Писатель усмехнулся. Его выразительное лицо на миг сделалось жестким, но тут же смягчилось.
— Да ведь он все по обществу измеряет, — проговорил Николай Михайлович. — У него, хоть он и умница, и учен, и способностями обладает немалыми, свое мнение всегда как-то исподволь от общественного проистекает, да не от того общественного, которое мы вот с Петром Андреевичем каждый на свой лад сделать стараемся, а от того, что из салонов течет, из самых изысканных… Он свое мнение высказывает обыкновенно тогда, когда оно ему безопасно кажется. А тут, видите ли, больно уж неожиданный и яркий случай попался — новый гений на голову упал! Да еще какой-то своевольный, да еще иностранец, а у нас сделалось модно иностранцев ругать… Впрочем, президент Академии не удаляется от мнения своих академиков, а большинство из них, как я слышал, сомневаются в талантах господина Монферрана.
— От зависти, что ли? — резко спросил Кочубей.

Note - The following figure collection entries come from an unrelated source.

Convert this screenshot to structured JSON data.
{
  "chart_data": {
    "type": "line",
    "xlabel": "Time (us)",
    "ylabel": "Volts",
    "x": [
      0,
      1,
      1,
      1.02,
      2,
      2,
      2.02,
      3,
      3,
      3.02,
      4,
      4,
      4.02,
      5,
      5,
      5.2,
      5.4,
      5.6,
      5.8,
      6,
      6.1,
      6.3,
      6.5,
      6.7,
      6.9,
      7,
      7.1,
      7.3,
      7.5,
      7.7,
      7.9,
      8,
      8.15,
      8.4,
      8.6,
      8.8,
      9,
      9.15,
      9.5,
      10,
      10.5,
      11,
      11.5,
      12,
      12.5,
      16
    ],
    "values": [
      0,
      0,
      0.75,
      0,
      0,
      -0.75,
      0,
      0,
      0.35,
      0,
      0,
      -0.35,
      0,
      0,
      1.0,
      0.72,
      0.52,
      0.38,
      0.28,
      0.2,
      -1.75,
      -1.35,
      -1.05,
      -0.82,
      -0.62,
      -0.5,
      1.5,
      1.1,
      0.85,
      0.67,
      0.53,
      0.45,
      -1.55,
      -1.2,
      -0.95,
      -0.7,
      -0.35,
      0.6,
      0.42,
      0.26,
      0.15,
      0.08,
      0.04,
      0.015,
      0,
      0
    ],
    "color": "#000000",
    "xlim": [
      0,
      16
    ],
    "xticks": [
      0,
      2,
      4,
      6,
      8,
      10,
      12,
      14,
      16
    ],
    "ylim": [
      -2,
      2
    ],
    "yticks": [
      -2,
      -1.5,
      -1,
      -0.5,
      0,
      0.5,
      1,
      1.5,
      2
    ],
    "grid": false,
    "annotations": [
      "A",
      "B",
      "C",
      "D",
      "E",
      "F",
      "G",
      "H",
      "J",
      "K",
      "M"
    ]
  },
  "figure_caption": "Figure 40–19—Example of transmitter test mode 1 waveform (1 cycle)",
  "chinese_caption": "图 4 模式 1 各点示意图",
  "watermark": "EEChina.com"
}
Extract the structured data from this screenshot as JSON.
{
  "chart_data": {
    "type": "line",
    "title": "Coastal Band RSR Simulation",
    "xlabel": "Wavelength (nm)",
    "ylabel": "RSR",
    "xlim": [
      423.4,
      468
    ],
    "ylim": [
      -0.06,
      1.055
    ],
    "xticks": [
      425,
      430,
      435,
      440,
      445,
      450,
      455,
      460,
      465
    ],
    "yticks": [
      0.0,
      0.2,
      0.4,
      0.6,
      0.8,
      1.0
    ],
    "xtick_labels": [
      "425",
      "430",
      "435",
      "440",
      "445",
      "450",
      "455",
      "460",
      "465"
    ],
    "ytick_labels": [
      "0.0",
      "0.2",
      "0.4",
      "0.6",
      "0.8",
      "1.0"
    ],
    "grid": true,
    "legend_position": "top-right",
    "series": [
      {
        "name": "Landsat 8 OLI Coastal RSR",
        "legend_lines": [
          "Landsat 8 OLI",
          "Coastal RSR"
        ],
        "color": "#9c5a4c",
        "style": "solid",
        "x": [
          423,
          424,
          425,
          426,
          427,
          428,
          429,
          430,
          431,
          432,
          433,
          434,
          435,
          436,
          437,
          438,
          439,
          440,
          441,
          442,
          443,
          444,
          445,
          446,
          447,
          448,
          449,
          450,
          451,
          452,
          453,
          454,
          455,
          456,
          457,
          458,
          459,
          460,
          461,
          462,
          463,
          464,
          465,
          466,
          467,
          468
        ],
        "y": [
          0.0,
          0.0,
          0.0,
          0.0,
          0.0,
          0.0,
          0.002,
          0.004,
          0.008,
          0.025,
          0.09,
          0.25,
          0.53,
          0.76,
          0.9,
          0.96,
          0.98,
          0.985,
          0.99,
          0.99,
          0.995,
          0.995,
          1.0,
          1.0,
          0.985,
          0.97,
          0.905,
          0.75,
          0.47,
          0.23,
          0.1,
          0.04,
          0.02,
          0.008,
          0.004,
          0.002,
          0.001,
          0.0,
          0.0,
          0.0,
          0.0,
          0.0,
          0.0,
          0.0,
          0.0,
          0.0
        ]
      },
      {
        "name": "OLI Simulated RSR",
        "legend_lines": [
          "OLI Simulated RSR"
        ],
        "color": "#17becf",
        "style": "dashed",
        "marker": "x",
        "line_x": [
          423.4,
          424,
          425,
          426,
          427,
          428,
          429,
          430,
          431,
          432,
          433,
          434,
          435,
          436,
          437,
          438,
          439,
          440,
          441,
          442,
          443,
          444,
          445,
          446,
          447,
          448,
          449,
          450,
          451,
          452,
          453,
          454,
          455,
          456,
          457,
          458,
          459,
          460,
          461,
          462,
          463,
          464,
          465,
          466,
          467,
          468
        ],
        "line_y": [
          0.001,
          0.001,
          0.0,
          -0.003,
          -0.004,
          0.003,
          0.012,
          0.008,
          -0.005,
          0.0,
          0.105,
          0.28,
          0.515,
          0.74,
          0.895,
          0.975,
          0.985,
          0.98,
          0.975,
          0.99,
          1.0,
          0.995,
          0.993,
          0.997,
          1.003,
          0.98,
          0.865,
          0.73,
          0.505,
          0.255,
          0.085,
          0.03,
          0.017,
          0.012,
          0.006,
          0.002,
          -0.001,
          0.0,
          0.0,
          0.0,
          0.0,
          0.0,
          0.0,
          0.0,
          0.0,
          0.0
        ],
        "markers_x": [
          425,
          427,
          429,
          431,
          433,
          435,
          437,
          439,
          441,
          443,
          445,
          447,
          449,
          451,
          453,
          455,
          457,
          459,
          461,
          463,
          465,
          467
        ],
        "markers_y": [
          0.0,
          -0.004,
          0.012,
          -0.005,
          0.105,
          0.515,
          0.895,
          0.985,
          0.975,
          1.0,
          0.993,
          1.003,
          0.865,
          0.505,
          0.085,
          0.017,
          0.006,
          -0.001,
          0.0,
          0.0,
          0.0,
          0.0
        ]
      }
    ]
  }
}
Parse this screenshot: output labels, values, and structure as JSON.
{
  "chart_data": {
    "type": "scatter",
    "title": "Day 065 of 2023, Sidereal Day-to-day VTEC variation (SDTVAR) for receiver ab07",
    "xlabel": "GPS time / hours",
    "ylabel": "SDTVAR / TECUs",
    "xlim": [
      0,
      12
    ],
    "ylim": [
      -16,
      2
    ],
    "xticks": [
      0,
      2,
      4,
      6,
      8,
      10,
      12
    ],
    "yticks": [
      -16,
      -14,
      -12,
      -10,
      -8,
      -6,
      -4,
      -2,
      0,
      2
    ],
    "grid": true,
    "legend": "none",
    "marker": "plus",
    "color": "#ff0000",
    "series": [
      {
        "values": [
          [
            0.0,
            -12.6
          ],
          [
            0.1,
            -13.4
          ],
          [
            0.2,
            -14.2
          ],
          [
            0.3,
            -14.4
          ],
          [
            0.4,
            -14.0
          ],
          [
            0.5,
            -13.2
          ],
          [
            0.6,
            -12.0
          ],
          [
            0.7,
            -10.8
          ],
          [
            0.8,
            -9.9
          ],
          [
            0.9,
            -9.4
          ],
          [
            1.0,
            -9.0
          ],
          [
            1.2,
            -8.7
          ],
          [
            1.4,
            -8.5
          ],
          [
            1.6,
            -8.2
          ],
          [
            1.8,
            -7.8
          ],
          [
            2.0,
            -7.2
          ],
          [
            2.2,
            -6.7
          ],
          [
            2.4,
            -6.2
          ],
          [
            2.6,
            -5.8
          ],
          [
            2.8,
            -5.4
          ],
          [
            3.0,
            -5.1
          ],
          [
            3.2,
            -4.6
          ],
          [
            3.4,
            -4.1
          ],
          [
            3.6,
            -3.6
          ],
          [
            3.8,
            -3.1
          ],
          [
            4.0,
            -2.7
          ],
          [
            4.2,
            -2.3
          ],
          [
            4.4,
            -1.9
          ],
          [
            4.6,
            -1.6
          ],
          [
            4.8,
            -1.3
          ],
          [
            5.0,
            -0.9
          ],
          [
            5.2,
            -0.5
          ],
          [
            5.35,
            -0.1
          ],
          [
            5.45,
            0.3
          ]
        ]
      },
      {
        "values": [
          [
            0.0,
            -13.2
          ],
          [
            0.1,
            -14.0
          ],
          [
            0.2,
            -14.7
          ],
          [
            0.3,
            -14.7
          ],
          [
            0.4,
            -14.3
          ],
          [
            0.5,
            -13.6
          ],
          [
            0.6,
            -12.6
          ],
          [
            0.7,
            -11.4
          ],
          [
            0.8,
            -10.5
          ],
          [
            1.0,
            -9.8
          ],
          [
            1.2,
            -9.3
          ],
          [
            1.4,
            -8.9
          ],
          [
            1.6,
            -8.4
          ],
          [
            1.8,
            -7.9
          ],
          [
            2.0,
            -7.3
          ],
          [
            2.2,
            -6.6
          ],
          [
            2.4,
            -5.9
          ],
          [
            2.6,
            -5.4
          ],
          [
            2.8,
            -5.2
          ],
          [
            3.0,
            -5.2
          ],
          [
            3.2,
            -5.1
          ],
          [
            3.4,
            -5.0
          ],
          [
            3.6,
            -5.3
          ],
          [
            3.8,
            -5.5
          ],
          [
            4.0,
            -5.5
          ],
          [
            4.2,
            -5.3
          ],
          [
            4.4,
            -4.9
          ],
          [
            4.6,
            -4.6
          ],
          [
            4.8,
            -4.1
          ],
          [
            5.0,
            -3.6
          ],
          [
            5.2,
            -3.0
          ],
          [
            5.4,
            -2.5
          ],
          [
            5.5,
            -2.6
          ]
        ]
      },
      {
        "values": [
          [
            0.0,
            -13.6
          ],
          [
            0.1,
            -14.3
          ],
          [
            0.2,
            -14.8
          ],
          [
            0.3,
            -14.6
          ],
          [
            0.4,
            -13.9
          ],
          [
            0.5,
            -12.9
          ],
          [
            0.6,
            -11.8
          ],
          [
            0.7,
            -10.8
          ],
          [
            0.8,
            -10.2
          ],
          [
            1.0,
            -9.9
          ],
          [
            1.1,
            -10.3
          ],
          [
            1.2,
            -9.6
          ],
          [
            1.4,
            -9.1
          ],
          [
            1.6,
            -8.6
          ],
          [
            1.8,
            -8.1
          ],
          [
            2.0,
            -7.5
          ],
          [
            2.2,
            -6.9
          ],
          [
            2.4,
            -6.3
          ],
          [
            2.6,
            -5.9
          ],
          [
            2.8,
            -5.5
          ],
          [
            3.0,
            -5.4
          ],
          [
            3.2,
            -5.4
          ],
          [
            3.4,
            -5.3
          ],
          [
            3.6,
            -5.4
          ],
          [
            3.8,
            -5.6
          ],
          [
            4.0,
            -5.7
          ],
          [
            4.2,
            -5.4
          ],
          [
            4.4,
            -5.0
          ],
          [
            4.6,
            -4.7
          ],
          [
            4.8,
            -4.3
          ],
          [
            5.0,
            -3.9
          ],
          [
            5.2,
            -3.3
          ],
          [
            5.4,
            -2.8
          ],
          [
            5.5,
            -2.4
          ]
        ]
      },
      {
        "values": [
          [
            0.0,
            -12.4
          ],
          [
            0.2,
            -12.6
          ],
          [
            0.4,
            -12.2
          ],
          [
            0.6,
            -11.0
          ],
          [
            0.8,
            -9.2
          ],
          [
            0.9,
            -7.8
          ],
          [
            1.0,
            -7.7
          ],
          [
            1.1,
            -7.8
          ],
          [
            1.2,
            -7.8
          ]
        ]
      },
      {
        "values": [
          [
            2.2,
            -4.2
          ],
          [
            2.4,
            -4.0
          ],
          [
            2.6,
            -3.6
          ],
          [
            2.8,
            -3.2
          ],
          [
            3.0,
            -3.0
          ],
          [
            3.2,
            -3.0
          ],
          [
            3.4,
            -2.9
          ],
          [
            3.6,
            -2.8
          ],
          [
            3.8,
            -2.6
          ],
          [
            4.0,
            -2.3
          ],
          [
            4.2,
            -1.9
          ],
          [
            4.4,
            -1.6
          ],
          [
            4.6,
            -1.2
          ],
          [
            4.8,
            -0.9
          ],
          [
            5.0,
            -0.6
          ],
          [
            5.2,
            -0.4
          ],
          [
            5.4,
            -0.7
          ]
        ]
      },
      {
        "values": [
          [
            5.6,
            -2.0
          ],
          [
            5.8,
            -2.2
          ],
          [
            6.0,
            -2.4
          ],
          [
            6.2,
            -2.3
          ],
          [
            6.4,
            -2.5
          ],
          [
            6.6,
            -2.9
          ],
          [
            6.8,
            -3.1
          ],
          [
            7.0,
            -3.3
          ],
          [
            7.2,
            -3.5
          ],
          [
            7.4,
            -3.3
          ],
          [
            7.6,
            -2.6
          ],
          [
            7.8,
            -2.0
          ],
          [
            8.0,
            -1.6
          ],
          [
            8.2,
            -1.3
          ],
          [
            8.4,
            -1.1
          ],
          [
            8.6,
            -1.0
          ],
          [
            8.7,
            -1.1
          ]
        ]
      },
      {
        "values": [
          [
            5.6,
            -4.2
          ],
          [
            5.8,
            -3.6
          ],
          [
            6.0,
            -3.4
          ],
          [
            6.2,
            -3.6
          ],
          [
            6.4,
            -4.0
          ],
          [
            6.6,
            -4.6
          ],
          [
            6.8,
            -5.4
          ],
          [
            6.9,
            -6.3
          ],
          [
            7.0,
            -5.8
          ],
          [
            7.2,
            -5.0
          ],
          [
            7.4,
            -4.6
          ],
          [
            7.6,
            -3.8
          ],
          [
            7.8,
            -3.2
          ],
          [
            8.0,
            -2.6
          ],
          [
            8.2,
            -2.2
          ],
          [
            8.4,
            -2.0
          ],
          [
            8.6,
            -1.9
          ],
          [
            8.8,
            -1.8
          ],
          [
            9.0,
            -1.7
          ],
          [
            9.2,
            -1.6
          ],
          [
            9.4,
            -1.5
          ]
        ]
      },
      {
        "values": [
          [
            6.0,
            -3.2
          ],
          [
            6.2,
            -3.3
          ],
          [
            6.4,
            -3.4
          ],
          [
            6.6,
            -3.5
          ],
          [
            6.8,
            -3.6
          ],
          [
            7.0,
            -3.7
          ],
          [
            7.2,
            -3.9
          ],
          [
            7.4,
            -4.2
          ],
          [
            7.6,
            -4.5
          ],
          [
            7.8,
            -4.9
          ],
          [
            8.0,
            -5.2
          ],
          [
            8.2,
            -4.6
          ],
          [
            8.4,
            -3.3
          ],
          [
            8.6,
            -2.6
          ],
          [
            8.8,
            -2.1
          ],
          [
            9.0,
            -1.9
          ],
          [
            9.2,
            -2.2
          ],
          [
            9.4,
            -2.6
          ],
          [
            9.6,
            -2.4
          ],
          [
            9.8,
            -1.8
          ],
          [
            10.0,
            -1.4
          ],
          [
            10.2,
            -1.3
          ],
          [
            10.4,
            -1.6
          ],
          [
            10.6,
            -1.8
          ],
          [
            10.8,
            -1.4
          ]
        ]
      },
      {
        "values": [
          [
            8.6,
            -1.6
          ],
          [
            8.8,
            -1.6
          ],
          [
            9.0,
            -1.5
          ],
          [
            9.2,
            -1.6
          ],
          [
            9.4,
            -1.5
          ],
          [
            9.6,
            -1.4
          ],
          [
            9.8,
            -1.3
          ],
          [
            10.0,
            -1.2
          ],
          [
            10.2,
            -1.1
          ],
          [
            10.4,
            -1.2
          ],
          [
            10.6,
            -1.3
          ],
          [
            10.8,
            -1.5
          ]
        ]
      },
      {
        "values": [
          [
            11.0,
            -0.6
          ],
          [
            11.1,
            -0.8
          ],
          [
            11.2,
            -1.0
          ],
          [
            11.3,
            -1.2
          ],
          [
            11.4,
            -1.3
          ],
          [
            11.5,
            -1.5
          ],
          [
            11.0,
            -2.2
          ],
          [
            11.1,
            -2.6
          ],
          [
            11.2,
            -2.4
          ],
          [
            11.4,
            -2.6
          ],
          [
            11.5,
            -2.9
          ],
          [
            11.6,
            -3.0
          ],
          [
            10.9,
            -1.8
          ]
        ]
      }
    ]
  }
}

— Почем же мне, к ним не имеющему отношения, знать, кто и почему? — развел руками Карамзин. — Говорят, проект для молодого такого (а они его молодым именуют, хоть ему и за тридцать уже) слишком смел. И потом, альбом он издать-то издал, да без чертежей, ну, по нему и не видно, как рассчитано здание, фундамент, стены. Сомнения вызывает. Так мне господин Оленин сказал.
— Да ведь у нас издательства чертежей не публикуют! — воскликнул Вяземский.
— Ну да, так вот и получилось, что вышли одни картинки.
— Но какие! — Загряжская хлопнула последней картой по карте Карамзина, как всегда первой выйдя из игры. — Какие картинки… Какая мысль… Ах, что за скучные люди эти академики! Неужто они свободы в мыслях не терпят?
— Осторожно, Наталья Кирилловна! — усмехнулся Петр Андреевич. — Так вы и до свободомыслия договоритесь!
— А кого мне бояться? — повела плечом достойная дама. — Ежели только заподозрят меня в связи с каким-либо тайным обществом… Их, говорят, много теперь завелось. Все от французов набрались идей!
— Свое бы лучше знали, чем в чужие идеи поигрывали! — морщась, бросил Карамзин и тоже сдал карты. — Революционеры… Ну кому в России нужна революция, милостивые государи?
— Тем же, кому и во Франции! — вспыхнув, воскликнул Вяземский. — Народу, во-первых; передовым и свободомыслящим людям, во-вторых! И самой России, России, Николай Михайлович, хоть вы и видите для нее рай в умилительных сельских идиллиях!